Our colleague Igor Wallossek over at Tom's Hardware Germany has received some breaking news from various sale channel representatives and Nvidia partners. Those partners claim that Nvidia will no longer offer A and non-A Turing dies for the GeForce RTX 2080 and RTX 2070 graphics cards after May.
As with any new manufacturing process, it requires time for the process to fully mature to maximize the yields. So, did it came as a surprise when Nvidia was caught selling its partners two variants of the same die for the GeForce RTX 2080 and RTX 2070? Not really. It's just business. In any case, here's a quick recap if you haven't been following the scandal.

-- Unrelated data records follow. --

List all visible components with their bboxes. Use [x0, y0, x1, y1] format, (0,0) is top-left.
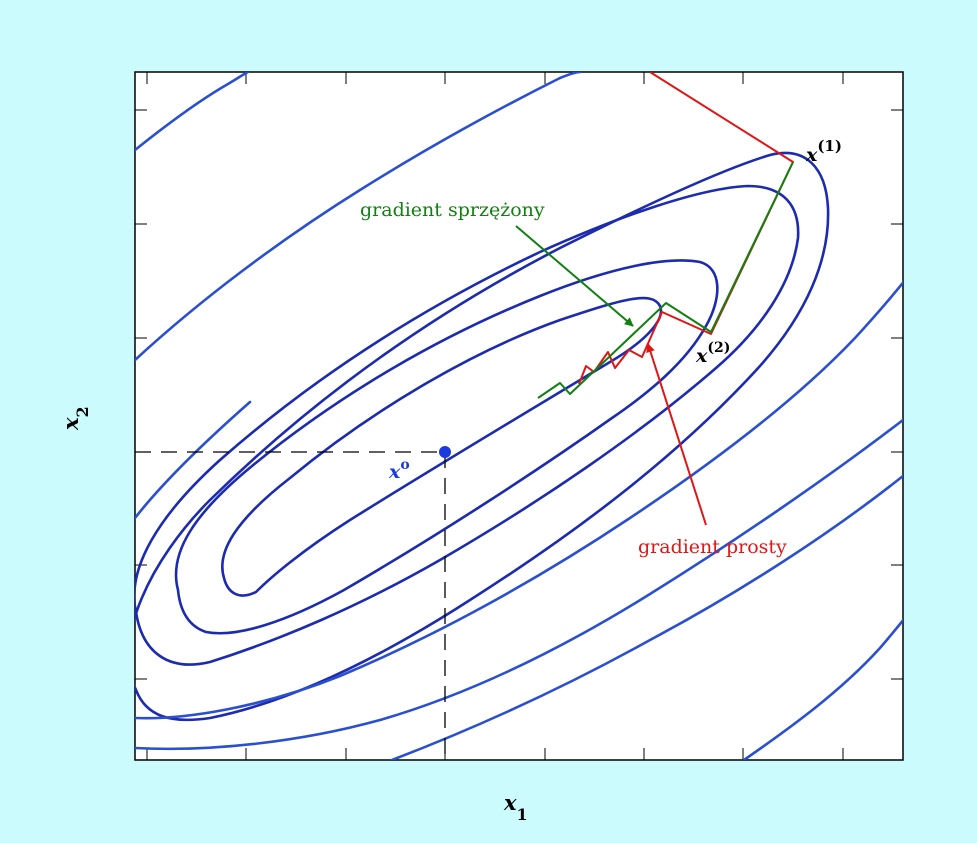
- conjugate-gradient-label: gradient sprzężony: [360, 199, 545, 221]
- contour-level-2: [174, 259, 719, 635]
- contour-lines: [135, 72, 903, 760]
- contour-outer-lower-1: [135, 418, 903, 751]
- contour-outer-upper-3: [135, 400, 252, 520]
- conjugate-gradient-arrow: [515, 225, 634, 327]
- contour-level-4: [135, 151, 830, 722]
- contour-level-3: [135, 184, 800, 666]
- point2-label: x(2): [695, 340, 730, 367]
- contour-outer-upper-2: [135, 72, 250, 152]
- contour-level-5: [135, 280, 903, 720]
- simple-gradient-arrow: [646, 343, 707, 526]
- x-axis-label: x1: [503, 790, 528, 824]
- point1-label: x(1): [805, 137, 842, 166]
- optimum-label: xo: [388, 457, 410, 483]
- y-axis-label: x2: [58, 406, 92, 431]
- contour-outer-upper-1: [135, 72, 582, 362]
- conjugate-gradient-path: [537, 161, 794, 399]
- optimum-point: [439, 446, 451, 458]
- contour-outer-lower-3: [742, 618, 903, 760]
- contour-outer-lower-2: [390, 474, 903, 760]
- axis-ticks: [135, 72, 903, 760]
- simple-gradient-label: gradient prosty: [638, 536, 787, 558]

A few months ago, the creators behind GPU-Z, a popular diagnostic and monitoring utility for graphics cards, discovered that there were indeed two different device IDs per Turing graphics card. Take the GeForce RTX 2080 for instance. While the graphics card employs the TU104 die, there were two variants of the silicon out in the wild: TU104-400-A1 and TU104-400A-A1. To cut the story short, the A variant is essentially a higher-binned die with better overclocking potential while the non-A variant is of lower quality and forbidden by Nvidia for overclocking.
By delivering two variants of the same product, Nvidia paved the way for the chipmaker's partners to use the A variants in the top models and the cheaper non-A variants for the more austere models. In a way, it gave manufacturers certain flexibility to bring different flavors of the same graphics card to the market at different price points. Unfortunately, it also meant that the consumer, who purchased a graphics card with the non-A die, is essentially paying for an inferior product. While Nvidia forbids partners to overclock non-A dies, you, as a consumer, could still overclock the graphics card yourself. However, the chances of you matching the operating speeds of an A die part is pretty slim.
After this month, Nvidia will only offer a single Turing silicon, which is already reportedly in production, for the GeForce RTX 2080 and RTX 2070. That would be the TU104-400 and TU106-400 dies, respectively. Nvidia's latest move could indicate that Turing yields are improving, which is great news for consumers since this theoretically means that faster graphics cards will be arriving on the market at the same price point. For the time being, there is no clue if Nvidia will continue offering the TU102 die, which is used in the GeForce RTX 2080 Ti, in A and non-A variants. Wallossek's sources only mentioned the GeForce RTX 2080 and RTX 2070.
As a last note, Wallossek's information confirms that Nvidia will be rolling out a new vBIOS for the non-A Turing dies so board partners can flash the existing graphics card before sending them off to retailers.